A endometriose profunda frequentemente afeta o compartimento posterior da pelve, incluindo o septo retovaginal e os ligamentos uterossacros. O toque retal é um exame físico crucial para palpar nódulos e espessamentos nessas regiões, guiando o diagnóstico e a extensão da doença.
A endometriose é uma doença crônica caracterizada pela presença de tecido endometrial fora da cavidade uterina, afetando cerca de 10% das mulheres em idade reprodutiva. A endometriose profunda, em particular, é uma forma mais grave que penetra mais de 5 mm na superfície peritoneal, frequentemente associada a dor pélvica crônica, dismenorreia intensa e dispareunia, impactando significativamente a qualidade de vida. A fisiopatologia envolve a implantação e crescimento de células endometriais ectópicas, que respondem aos estímulos hormonais cíclicos, causando inflamação e fibrose. O diagnóstico é clínico, baseado nos sintomas, e complementado por exame físico detalhado, incluindo o toque retal, que é crucial para identificar lesões no septo retovaginal e ligamentos uterossacros. Exames de imagem como ultrassonografia transvaginal com preparo intestinal e ressonância magnética pélvica são valiosos para mapear a extensão da doença. O tratamento da endometriose profunda pode ser clínico, com analgésicos e terapia hormonal, ou cirúrgico, visando a excisão completa das lesões. A escolha depende da gravidade dos sintomas, localização das lesões e desejo de gravidez da paciente. O manejo multidisciplinar é frequentemente necessário para abordar a dor e melhorar a qualidade de vida.
Os sintomas incluem dismenorreia progressiva, dispareunia profunda, dor pélvica crônica, dor ao evacuar e urinar, e infertilidade.

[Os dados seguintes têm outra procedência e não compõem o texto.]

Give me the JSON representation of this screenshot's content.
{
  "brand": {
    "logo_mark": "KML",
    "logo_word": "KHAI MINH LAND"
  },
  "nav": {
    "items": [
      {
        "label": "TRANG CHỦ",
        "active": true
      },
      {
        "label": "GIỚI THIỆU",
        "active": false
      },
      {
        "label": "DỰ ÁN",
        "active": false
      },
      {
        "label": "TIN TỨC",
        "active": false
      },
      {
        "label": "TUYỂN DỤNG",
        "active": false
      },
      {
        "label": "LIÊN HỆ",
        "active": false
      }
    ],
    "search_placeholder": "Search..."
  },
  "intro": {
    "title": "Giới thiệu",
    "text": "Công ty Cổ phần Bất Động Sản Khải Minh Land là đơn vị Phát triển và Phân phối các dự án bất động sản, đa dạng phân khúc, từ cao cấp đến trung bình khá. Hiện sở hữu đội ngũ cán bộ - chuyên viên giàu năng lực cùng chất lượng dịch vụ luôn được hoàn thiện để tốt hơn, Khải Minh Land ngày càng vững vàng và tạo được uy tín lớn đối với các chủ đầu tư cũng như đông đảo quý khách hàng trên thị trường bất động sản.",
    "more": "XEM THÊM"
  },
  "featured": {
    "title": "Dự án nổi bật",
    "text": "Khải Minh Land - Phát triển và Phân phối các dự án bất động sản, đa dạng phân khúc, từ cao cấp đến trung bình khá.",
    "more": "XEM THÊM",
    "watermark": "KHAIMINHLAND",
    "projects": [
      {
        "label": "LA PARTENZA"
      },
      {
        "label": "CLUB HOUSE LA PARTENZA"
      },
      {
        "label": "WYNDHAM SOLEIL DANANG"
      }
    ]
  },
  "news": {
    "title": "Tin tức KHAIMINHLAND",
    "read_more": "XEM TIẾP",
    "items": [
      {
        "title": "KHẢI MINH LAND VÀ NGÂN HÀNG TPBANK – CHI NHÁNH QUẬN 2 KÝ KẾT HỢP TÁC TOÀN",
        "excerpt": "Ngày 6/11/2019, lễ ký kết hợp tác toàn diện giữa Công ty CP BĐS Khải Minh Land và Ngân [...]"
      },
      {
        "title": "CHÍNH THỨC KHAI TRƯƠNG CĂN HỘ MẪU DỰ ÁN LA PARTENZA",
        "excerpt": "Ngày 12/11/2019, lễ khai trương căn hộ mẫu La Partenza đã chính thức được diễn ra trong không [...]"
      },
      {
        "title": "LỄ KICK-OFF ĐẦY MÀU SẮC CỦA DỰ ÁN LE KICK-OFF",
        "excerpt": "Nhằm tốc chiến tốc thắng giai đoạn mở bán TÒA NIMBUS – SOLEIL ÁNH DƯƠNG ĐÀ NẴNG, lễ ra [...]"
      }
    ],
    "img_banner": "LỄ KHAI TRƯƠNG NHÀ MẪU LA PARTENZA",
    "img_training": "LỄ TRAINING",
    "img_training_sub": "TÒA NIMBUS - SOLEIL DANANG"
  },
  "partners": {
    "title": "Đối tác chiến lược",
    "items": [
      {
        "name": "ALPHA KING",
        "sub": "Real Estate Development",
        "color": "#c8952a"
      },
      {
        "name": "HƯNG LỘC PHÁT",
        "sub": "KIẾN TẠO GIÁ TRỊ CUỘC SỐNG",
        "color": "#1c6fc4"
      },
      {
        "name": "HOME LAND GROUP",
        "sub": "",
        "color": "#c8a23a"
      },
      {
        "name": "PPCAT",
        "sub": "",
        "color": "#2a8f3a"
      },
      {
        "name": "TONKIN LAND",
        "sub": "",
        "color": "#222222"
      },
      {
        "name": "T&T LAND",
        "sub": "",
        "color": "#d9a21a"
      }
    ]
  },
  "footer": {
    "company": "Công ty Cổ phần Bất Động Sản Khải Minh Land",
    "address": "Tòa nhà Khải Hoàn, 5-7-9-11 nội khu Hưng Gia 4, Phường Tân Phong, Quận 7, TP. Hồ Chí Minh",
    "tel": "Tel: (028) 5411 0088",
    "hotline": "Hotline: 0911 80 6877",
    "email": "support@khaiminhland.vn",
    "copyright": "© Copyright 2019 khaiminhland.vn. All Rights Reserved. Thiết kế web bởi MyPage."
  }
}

O toque retal permite a palpação de nódulos, espessamentos ou retrações nos ligamentos uterossacros e no septo retovaginal, indicativos de endometriose profunda no compartimento posterior.
Ultrassonografia transvaginal com preparo intestinal e ressonância magnética pélvica são os principais exames de imagem. O CA-125 pode estar elevado, mas não é diagnóstico.